NewsEbury: Inflation concerns send yields higher, while ECB announces PEPP ‘recalibration’

The stagflation concerns from the August payroll report in the US were confirmed by another labour market report (JOLTS), which showed unfilled job openings soaring to another all-time high in July.


Yields continued to march higher worldwide, risk assets wobbled, and major currencies stayed within 1% of each other for the most part. The US dollar outperformed all of its G10 peers and most EM currencies. The ECB announced a cut in its monthly PEPP bond purchases, but President Lagarde insisted it was not a taper but ‘recalibration’, while euro traders shrugged off the event for the most part.


Johnson’s plan to pay for additional social care through an increase in taxes had a muted impact on sterling, though the idea that social expenditure should be matched by taxation certainly goes against the recent grain in international macroeconomic policy. Labour data on Tuesday will be closely watched, but we think the inflation data on Wednesday will be more important for the outcome of the Bank of England meeting the following week. The MPC was already evenly split on whether conditions for a hike had been met. Wednesday expected inflation surge may solidify a hawkish majority there, which should be positive for the pound.

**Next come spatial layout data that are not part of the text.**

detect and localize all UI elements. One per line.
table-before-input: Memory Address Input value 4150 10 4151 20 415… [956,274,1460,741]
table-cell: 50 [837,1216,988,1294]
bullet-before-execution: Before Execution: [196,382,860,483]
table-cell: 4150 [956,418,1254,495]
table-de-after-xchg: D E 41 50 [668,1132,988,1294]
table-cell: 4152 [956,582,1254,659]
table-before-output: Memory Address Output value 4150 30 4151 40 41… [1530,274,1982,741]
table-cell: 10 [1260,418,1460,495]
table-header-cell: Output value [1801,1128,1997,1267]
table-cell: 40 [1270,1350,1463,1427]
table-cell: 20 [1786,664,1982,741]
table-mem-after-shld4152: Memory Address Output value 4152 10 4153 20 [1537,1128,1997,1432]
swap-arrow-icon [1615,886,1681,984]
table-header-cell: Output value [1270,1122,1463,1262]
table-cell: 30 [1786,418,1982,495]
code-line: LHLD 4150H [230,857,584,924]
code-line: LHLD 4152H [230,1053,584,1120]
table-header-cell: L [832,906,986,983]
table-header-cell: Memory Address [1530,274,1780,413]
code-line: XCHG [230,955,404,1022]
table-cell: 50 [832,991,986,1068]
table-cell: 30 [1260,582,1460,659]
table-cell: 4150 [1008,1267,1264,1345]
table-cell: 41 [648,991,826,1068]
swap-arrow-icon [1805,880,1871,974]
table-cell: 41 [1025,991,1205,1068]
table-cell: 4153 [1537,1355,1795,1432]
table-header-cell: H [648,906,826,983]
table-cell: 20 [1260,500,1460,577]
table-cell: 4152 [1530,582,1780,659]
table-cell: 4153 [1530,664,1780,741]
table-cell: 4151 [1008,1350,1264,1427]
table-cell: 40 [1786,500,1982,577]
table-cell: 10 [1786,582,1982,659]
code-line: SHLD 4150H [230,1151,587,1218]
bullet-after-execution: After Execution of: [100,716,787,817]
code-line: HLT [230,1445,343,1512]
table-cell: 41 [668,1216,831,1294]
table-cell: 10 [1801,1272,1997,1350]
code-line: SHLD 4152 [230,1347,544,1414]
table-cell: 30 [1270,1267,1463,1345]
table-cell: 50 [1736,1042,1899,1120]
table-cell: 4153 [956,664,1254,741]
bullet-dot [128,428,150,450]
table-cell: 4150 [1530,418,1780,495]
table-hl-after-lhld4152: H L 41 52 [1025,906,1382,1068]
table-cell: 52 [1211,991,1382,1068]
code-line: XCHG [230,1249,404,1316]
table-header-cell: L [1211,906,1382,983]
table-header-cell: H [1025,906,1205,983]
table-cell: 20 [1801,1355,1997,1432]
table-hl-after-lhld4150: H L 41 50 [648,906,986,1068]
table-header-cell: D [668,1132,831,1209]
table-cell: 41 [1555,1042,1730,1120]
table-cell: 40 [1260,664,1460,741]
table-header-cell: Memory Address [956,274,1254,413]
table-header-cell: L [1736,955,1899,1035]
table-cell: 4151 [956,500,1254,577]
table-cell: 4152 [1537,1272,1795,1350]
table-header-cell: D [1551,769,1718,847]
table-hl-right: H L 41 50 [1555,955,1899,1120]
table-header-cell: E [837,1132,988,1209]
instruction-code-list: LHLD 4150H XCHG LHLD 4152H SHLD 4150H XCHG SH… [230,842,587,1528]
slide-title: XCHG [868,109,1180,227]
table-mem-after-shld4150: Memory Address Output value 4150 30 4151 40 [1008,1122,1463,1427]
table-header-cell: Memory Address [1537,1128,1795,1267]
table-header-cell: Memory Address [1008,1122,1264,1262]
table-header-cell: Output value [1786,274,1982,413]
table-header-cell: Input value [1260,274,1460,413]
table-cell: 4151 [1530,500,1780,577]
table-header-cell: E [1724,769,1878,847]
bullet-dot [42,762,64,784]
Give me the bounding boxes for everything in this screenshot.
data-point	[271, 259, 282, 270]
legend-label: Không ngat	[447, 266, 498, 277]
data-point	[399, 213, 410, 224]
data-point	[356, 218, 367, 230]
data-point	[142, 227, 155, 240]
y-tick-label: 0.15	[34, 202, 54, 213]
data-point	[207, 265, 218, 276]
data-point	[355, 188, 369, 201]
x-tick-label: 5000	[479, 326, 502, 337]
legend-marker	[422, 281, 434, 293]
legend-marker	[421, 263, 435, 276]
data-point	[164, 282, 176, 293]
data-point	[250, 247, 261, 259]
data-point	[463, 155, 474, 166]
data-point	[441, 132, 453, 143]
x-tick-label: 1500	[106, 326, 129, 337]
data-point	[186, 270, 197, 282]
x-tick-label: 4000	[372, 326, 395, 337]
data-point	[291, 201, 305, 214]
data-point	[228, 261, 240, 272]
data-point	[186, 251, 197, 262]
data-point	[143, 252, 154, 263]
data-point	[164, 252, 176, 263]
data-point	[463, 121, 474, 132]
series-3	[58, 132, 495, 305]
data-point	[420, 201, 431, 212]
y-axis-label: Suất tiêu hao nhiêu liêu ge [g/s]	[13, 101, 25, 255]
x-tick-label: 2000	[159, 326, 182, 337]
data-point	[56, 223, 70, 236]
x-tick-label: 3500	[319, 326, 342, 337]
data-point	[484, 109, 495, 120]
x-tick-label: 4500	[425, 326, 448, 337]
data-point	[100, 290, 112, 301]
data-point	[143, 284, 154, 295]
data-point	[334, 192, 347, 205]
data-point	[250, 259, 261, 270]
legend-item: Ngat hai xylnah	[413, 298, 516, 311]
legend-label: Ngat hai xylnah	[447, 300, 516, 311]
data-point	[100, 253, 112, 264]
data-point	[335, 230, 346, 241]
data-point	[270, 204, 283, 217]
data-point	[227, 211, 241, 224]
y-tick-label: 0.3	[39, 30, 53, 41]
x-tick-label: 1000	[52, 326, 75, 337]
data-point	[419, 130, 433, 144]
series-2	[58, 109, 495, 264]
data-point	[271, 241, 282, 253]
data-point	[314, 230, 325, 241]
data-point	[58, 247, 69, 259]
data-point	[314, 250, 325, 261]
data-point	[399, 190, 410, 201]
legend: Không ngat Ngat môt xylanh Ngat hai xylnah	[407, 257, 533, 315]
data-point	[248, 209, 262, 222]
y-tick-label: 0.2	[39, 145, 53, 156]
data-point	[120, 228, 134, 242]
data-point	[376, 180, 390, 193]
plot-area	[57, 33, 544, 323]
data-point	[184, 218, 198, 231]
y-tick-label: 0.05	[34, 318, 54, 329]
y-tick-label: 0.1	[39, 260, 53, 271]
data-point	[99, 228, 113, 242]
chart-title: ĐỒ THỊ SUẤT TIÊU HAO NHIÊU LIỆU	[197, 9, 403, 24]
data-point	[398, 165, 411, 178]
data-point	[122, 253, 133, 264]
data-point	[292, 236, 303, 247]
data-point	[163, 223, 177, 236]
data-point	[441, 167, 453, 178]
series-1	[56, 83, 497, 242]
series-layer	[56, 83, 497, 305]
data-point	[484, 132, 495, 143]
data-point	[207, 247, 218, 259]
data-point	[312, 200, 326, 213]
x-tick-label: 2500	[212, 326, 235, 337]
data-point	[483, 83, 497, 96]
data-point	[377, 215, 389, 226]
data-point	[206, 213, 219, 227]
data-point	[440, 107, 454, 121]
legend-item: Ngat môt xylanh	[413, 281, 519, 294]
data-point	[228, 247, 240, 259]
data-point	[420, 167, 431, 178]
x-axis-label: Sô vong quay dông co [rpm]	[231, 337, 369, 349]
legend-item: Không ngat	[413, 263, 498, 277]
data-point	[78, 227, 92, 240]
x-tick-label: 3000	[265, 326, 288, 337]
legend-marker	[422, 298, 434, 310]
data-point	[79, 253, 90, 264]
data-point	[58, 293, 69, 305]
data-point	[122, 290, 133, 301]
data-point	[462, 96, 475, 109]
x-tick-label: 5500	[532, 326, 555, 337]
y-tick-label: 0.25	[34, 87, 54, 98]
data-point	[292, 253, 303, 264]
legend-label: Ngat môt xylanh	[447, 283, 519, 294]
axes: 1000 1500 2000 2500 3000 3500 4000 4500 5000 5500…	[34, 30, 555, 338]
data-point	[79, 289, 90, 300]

The outcome of the September ECB meeting was in line with market expectations. A cut of unspecified size was announced to the monthly PEPP purchases of Eurozone sovereign bonds. However, President Lagarde somewhat bizarrely went out of her way to assure markets that this taper was not, in fact, a taper. Less noticed were the ECB inflation projections, which foresee a return to below target 1.5% inflation in 2023. This could be interpreted as a dovish signal and therefore negative for the euro, but the dismal track record of ECB inflation projections argues against taking it too seriously.